Again, the suggestion was widely dismissed, yet months later, in the days leading up to the British Grand Prix, as the sport’s new owners staged a promotional event in London, the BRDC went ahead and exercised the clause, meaning that 2019 would indeed be the last staging of the event at Silverstone.
Since then there has been much rhetoric, but the bottom line is that there has been no real progress. The BRDC cannot afford to continue staging the race under the terms of the existing deal, while the sport’s owners, fully aware that other race promoters will be watching the situation with keen interest, cannot suddenly turn around and offer Silverstone a ‘nice price’.

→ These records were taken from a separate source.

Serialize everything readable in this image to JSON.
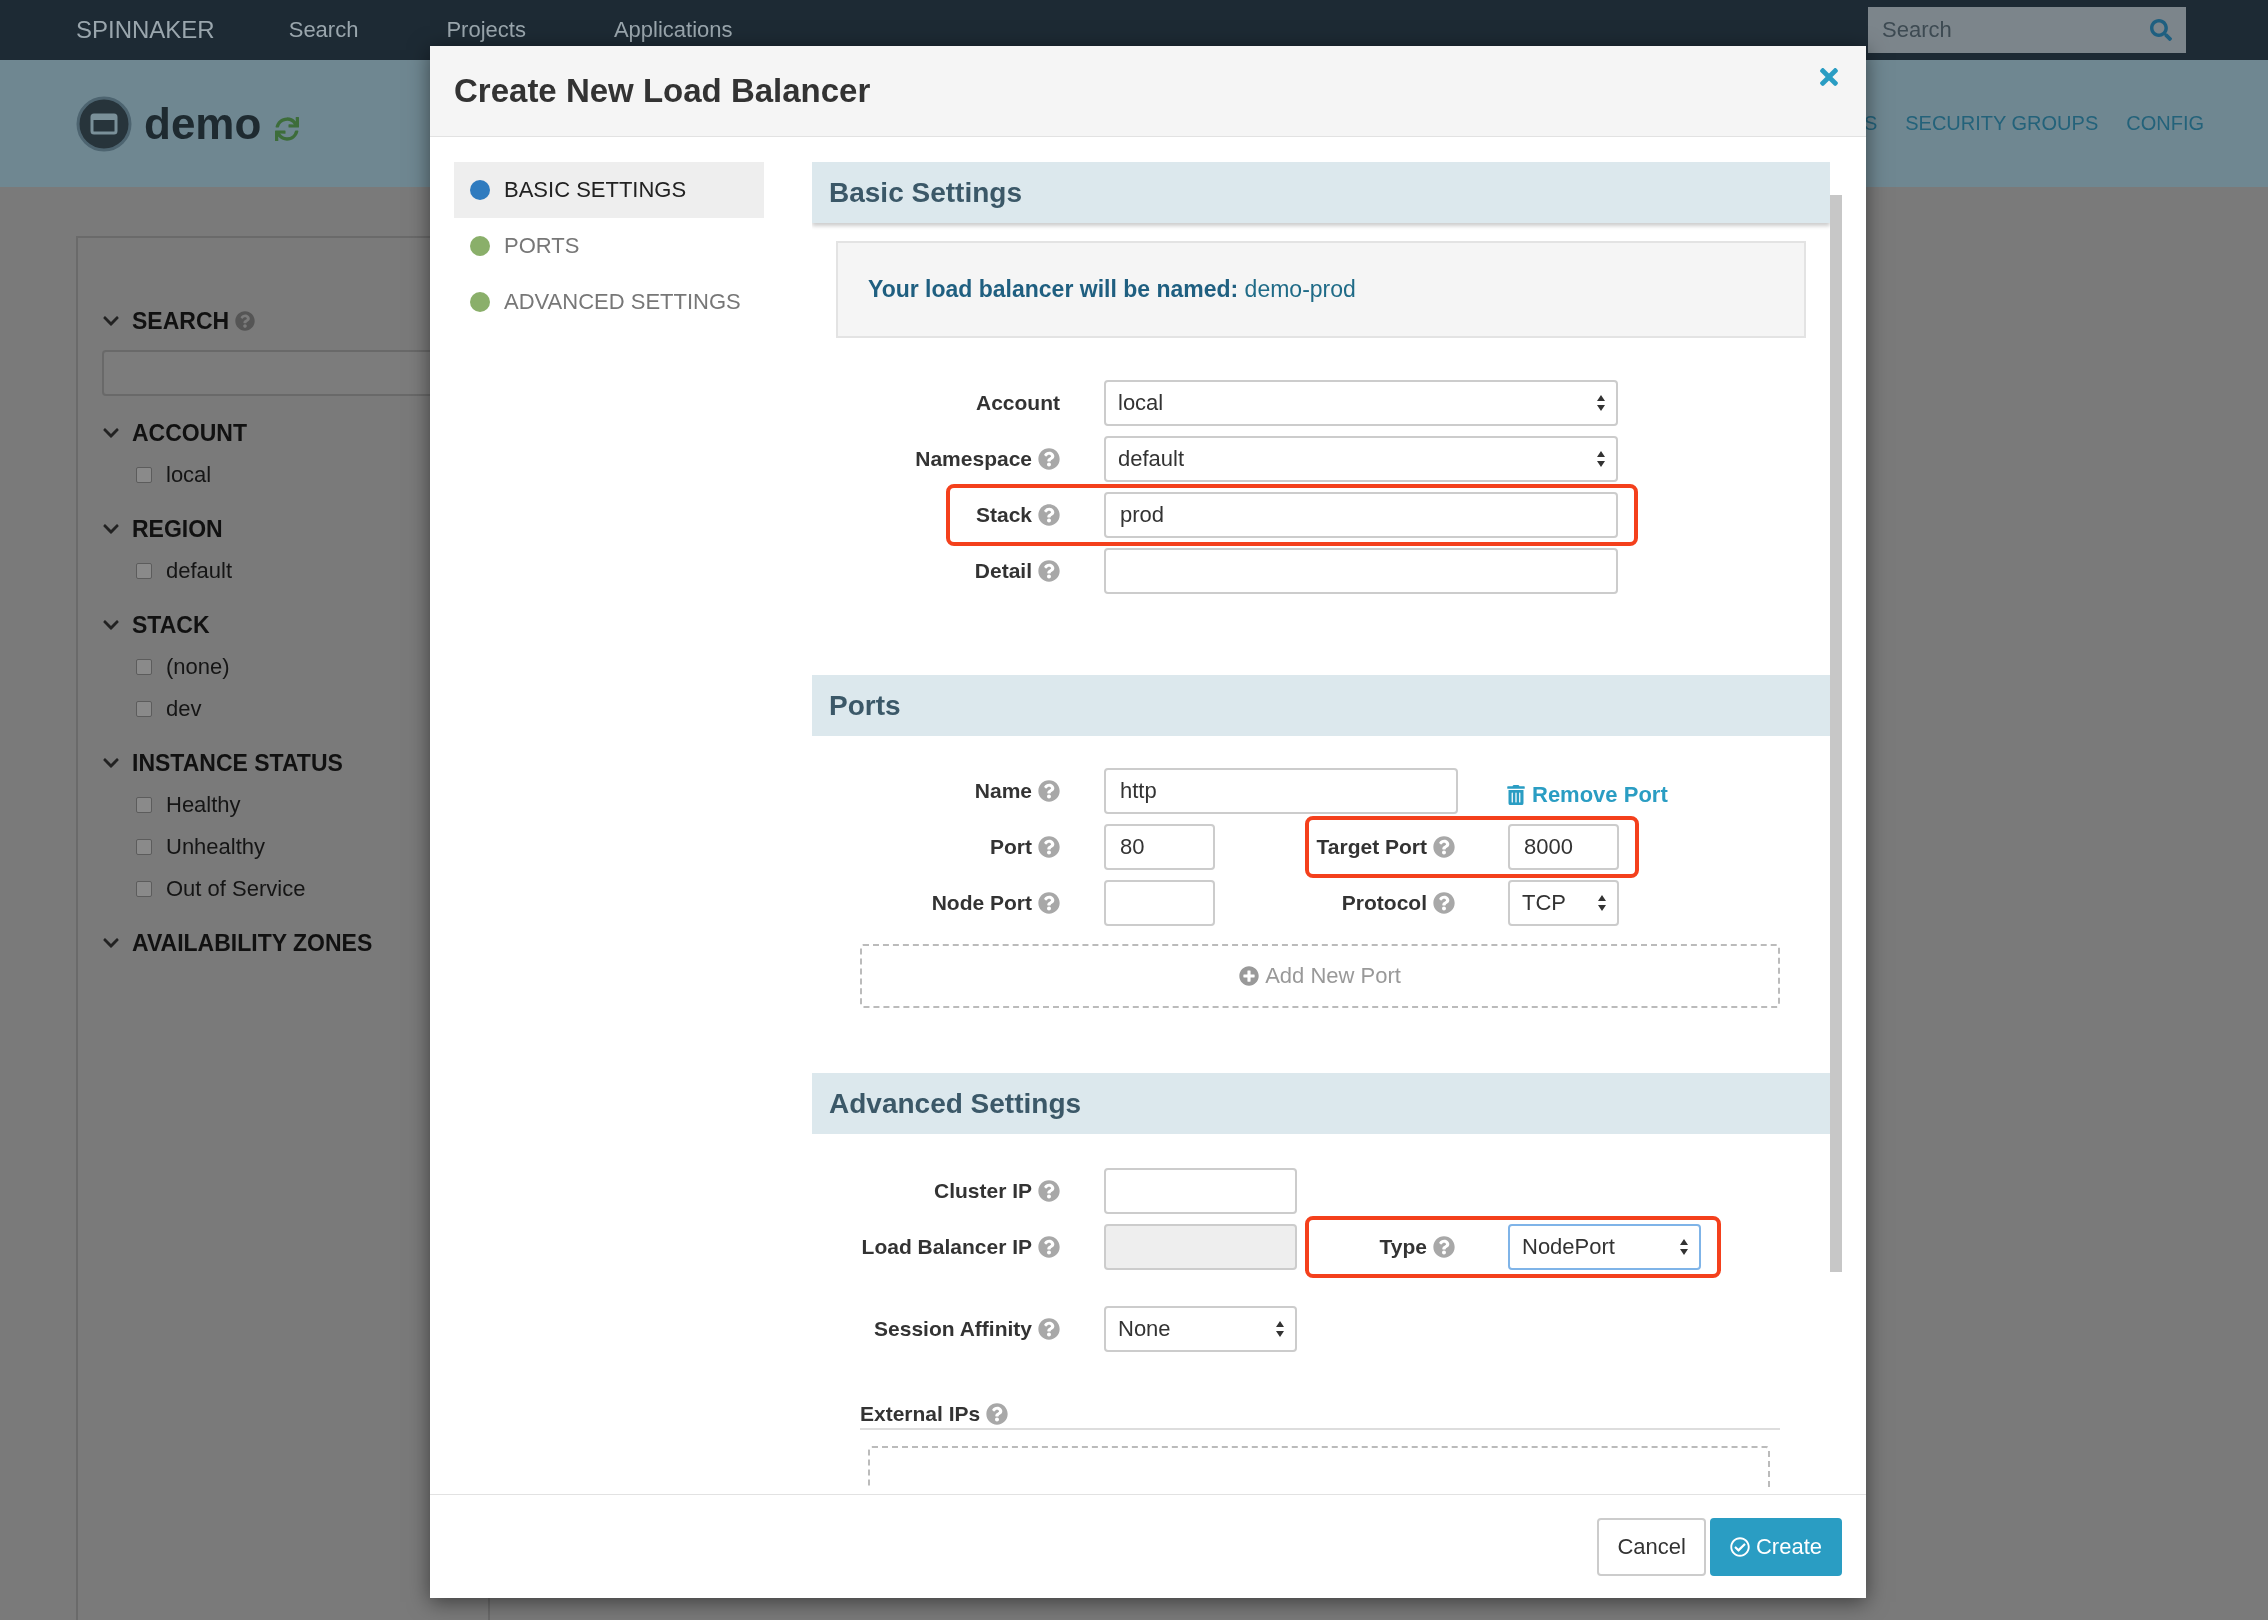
{
  "top_nav": {
    "brand": "SPINNAKER",
    "links": [
      "Search",
      "Projects",
      "Applications"
    ],
    "search": {
      "placeholder": "Search"
    }
  },
  "app_header": {
    "title": "demo",
    "tabs": [
      "S",
      "SECURITY GROUPS",
      "CONFIG"
    ]
  },
  "filters": [
    {
      "title": "SEARCH",
      "help": true,
      "kind": "search"
    },
    {
      "title": "ACCOUNT",
      "kind": "checkboxes",
      "options": [
        {
          "label": "local",
          "checked": false
        }
      ]
    },
    {
      "title": "REGION",
      "kind": "checkboxes",
      "options": [
        {
          "label": "default",
          "checked": false
        }
      ]
    },
    {
      "title": "STACK",
      "kind": "checkboxes",
      "options": [
        {
          "label": "(none)",
          "checked": false
        },
        {
          "label": "dev",
          "checked": false
        }
      ]
    },
    {
      "title": "INSTANCE STATUS",
      "kind": "checkboxes",
      "options": [
        {
          "label": "Healthy",
          "checked": false
        },
        {
          "label": "Unhealthy",
          "checked": false
        },
        {
          "label": "Out of Service",
          "checked": false
        }
      ]
    },
    {
      "title": "AVAILABILITY ZONES",
      "kind": "checkboxes"
    }
  ],
  "dialog": {
    "title": "Create New Load Balancer",
    "nav": [
      {
        "label": "BASIC SETTINGS",
        "selected": true,
        "color": "#2f7bbf"
      },
      {
        "label": "PORTS",
        "selected": false,
        "color": "#8aaf6a"
      },
      {
        "label": "ADVANCED SETTINGS",
        "selected": false,
        "color": "#8aaf6a"
      }
    ],
    "sections": [
      {
        "title": "Basic Settings",
        "notice": {
          "label": "Your load balancer will be named:",
          "value": "demo-prod"
        },
        "rows": [
          {
            "fields": [
              {
                "label": "Account",
                "kind": "select",
                "value": "local",
                "highlighted": false,
                "disabled": false,
                "focused": false
              }
            ]
          },
          {
            "fields": [
              {
                "label": "Namespace",
                "help": true,
                "kind": "select",
                "value": "default",
                "highlighted": false,
                "disabled": false,
                "focused": false
              }
            ]
          },
          {
            "fields": [
              {
                "label": "Stack",
                "help": true,
                "kind": "text",
                "value": "prod",
                "highlighted": true,
                "disabled": false,
                "focused": false
              }
            ]
          },
          {
            "fields": [
              {
                "label": "Detail",
                "help": true,
                "kind": "text",
                "highlighted": false,
                "disabled": false,
                "focused": false
              }
            ]
          }
        ]
      },
      {
        "title": "Ports",
        "rows": [
          {
            "fields": [
              {
                "label": "Name",
                "help": true,
                "kind": "text",
                "value": "http",
                "highlighted": false,
                "disabled": false,
                "focused": false
              }
            ],
            "action": {
              "label": "Remove Port"
            }
          },
          {
            "fields": [
              {
                "label": "Port",
                "help": true,
                "kind": "text",
                "value": "80",
                "highlighted": false,
                "disabled": false,
                "focused": false
              },
              {
                "label": "Target Port",
                "help": true,
                "kind": "text",
                "value": "8000",
                "highlighted": true,
                "disabled": false,
                "focused": false
              }
            ]
          },
          {
            "fields": [
              {
                "label": "Node Port",
                "help": true,
                "kind": "text",
                "highlighted": false,
                "disabled": false,
                "focused": false
              },
              {
                "label": "Protocol",
                "help": true,
                "kind": "select",
                "value": "TCP",
                "highlighted": false,
                "disabled": false,
                "focused": false
              }
            ]
          }
        ],
        "add_button": {
          "label": "Add New Port"
        }
      },
      {
        "title": "Advanced Settings",
        "rows": [
          {
            "fields": [
              {
                "label": "Cluster IP",
                "help": true,
                "kind": "text",
                "highlighted": false,
                "disabled": false,
                "focused": false
              }
            ]
          },
          {
            "fields": [
              {
                "label": "Load Balancer IP",
                "help": true,
                "kind": "text",
                "highlighted": false,
                "disabled": true,
                "focused": false
              },
              {
                "label": "Type",
                "help": true,
                "kind": "select",
                "value": "NodePort",
                "highlighted": true,
                "disabled": false,
                "focused": true
              }
            ]
          },
          {
            "fields": [
              {
                "label": "Session Affinity",
                "help": true,
                "kind": "select",
                "value": "None",
                "highlighted": false,
                "disabled": false,
                "focused": false
              }
            ]
          }
        ],
        "subsections": [
          {
            "title": "External IPs",
            "help": true
          }
        ]
      }
    ],
    "buttons": [
      {
        "label": "Cancel",
        "kind": "secondary"
      },
      {
        "label": "Create",
        "kind": "primary"
      }
    ]
  }
}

Indeed, the sport’s owners, though making much of Silverstone‘s vital place in the history of the sport, and the fact that it is a fan (and driver) favourite, have made no secret of the fact that what they want – what they really, really want – is a race on the streets of the nation’s capital.
Despite Chase Carey’s assurances that much is happening behind the scenes, the fact is that as it stands, in just seven months Silverstone will host its last F1 Grand Prix. Indeed the BRDC already looking at various options – including loans – whereby it will be able to pay the fee for the final race which will be due shortly after.

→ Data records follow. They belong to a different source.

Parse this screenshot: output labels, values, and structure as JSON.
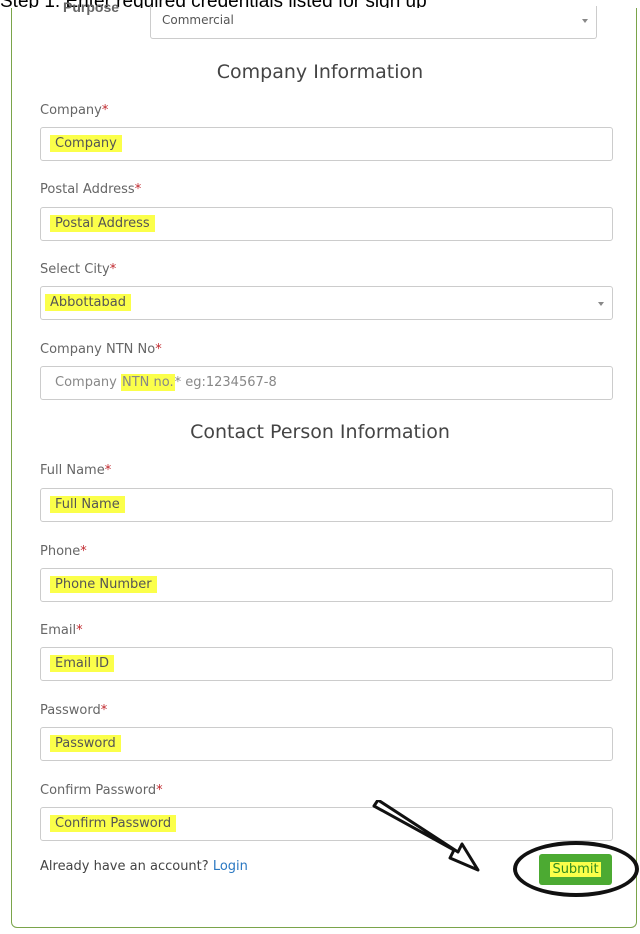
{
  "caption": "Step 1: Enter required credentials listed for sign up",
  "purpose": {
    "label": "Purpose",
    "value": "Commercial"
  },
  "sections": {
    "company": "Company Information",
    "contact": "Contact Person Information"
  },
  "fields": {
    "company": {
      "label": "Company",
      "required": "*",
      "value": "Company"
    },
    "postal": {
      "label": "Postal Address",
      "required": "*",
      "value": "Postal Address"
    },
    "city": {
      "label": "Select City",
      "required": "*",
      "value": "Abbottabad"
    },
    "ntn": {
      "label": "Company NTN No",
      "required": "*",
      "placeholder_prefix": "Company ",
      "placeholder_highlight": "NTN no.",
      "placeholder_suffix": "* eg:1234567-8"
    },
    "fullname": {
      "label": "Full Name",
      "required": "*",
      "value": "Full Name"
    },
    "phone": {
      "label": "Phone",
      "required": "*",
      "value": "Phone Number"
    },
    "email": {
      "label": "Email",
      "required": "*",
      "value": "Email ID"
    },
    "password": {
      "label": "Password",
      "required": "*",
      "value": "Password"
    },
    "confirm": {
      "label": "Confirm Password",
      "required": "*",
      "value": "Confirm Password"
    }
  },
  "footer": {
    "question": "Already have an account?",
    "login_link": "Login",
    "submit_label": "Submit"
  },
  "colors": {
    "highlight": "#fbff4a",
    "submit": "#4caa32",
    "required": "#c0272d",
    "link": "#2a78c2"
  }
}
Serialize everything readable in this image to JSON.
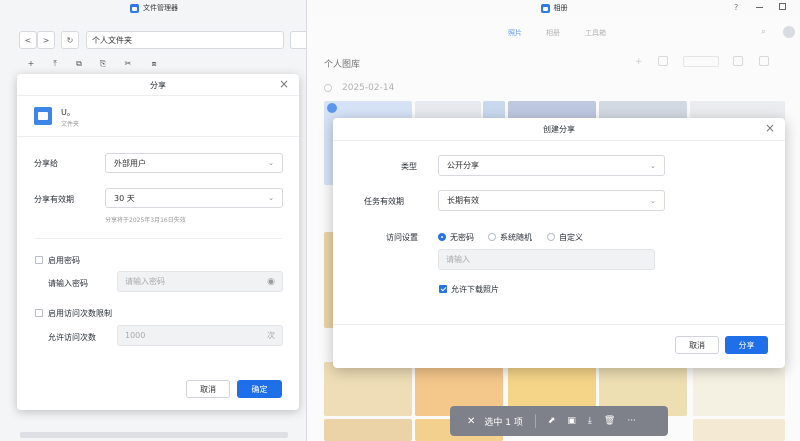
{
  "file_manager": {
    "title": "文件管理器",
    "nav_back": "<",
    "nav_forward": ">",
    "refresh": "↻",
    "path": "个人文件夹",
    "toolbar": [
      "+",
      "⤒",
      "⧉",
      "⎘",
      "✂",
      "⧈"
    ]
  },
  "share_dialog": {
    "title": "分享",
    "folder_name": "U。",
    "folder_type": "文件夹",
    "share_to_label": "分享给",
    "share_to_value": "外部用户",
    "validity_label": "分享有效期",
    "validity_value": "30 天",
    "expiry_note": "分享将于2025年3月16日失效",
    "enable_password_label": "启用密码",
    "password_label": "请输入密码",
    "password_placeholder": "请输入密码",
    "enable_access_limit_label": "启用访问次数限制",
    "allowed_count_label": "允许访问次数",
    "allowed_count_value": "1000",
    "allowed_count_unit": "次",
    "cancel": "取消",
    "confirm": "确定",
    "close": "×"
  },
  "photos": {
    "title": "相册",
    "help": "?",
    "tabs": [
      "照片",
      "相册",
      "工具箱"
    ],
    "library_title": "个人图库",
    "date": "2025-02-14"
  },
  "create_share_dialog": {
    "title": "创建分享",
    "close": "×",
    "type_label": "类型",
    "type_value": "公开分享",
    "validity_label": "任务有效期",
    "validity_value": "长期有效",
    "access_label": "访问设置",
    "access_options": [
      "无密码",
      "系统随机",
      "自定义"
    ],
    "input_placeholder": "请输入",
    "allow_download_label": "允许下载照片",
    "cancel": "取消",
    "share": "分享"
  },
  "selection_bar": {
    "close": "✕",
    "label": "选中 1 项",
    "more": "···"
  },
  "colors": {
    "accent": "#1f6fe8",
    "overlay_bar": "#7e8189"
  }
}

Though hosting the Grand Prix has seen the BRDC’s losses mount to £51.3m over the six years to the end of 2017, the club doesn’t want to drop the event. Indeed, it doesn’t even want to profit from hosting the Grand Prix, it merely doesn’t want to run the race at a loss.
In a bold move, the club has now offered to hand over the £30m it receives from ticket sales directly to the sport’s owners in a last ditch attempt to save the race.
“The ticket sales would go to Liberty,” a senior member of the BRDC tells the Daily Mail, “but we could provide all the management to take the ticketing, all the officials, all the organisation.
In return, Liberty would “pay us a reasonable amount to cover our overheads for the use of the track and job done. That’s not an unreasonable proposition and that’s what was offered to them.
“All logic says they are going to come to an agreement but there is no great urgency for it,” adds the source. “There is no looming deadline, that’s the point. It’s a year before they set the (2020) calendar so I think there’s no great pressure on anyone to resolve it. I think they will come to an agreement in time.”
In 2017, the BRDC’s revenue increased by 7% to £58.8m, however, this represented a mere £600k in pre-tax profit. The accounts make clear that “approximately half of annual revenue continues to be generated by a single event, the British Grand Prix”.
In its attempts to become less reliant on the Grand Prix, the BRDC has worked hard to make Silverstone a more attractive proposition for other activities, including a heritage centre, a (Hilton) hotel over-looking the track, even luxury villas, and a family entertainment complex.
“The BRDC believe, quite rightly, that we have a duty, as the owner of Silverstone, to host the British Grand Prix and all we say is that we don’t want to host it at a loss,” explains the source.
“We are not wanting to make a profit on it,” they insist. “We don’t need to make a profit on it any more because we have got all these other activities but one thing we are not going to do is put money is somebody else’s pocket just to make a loss ourselves.”
Their comment is backed up by Silverstone managing director Stuart Pringle, who recently admitted: “Lord knows we want to keep the Grand Prix, but not at any price. We’re going to have a broader, more diverse business that can survive without it. But we’d much rather have one with it.”
At a time of ‘good will to all men’, and with the sport’s owners forever telling us how much they think of “the fans”, it very much appears to be a case of… over to you Mr Carey.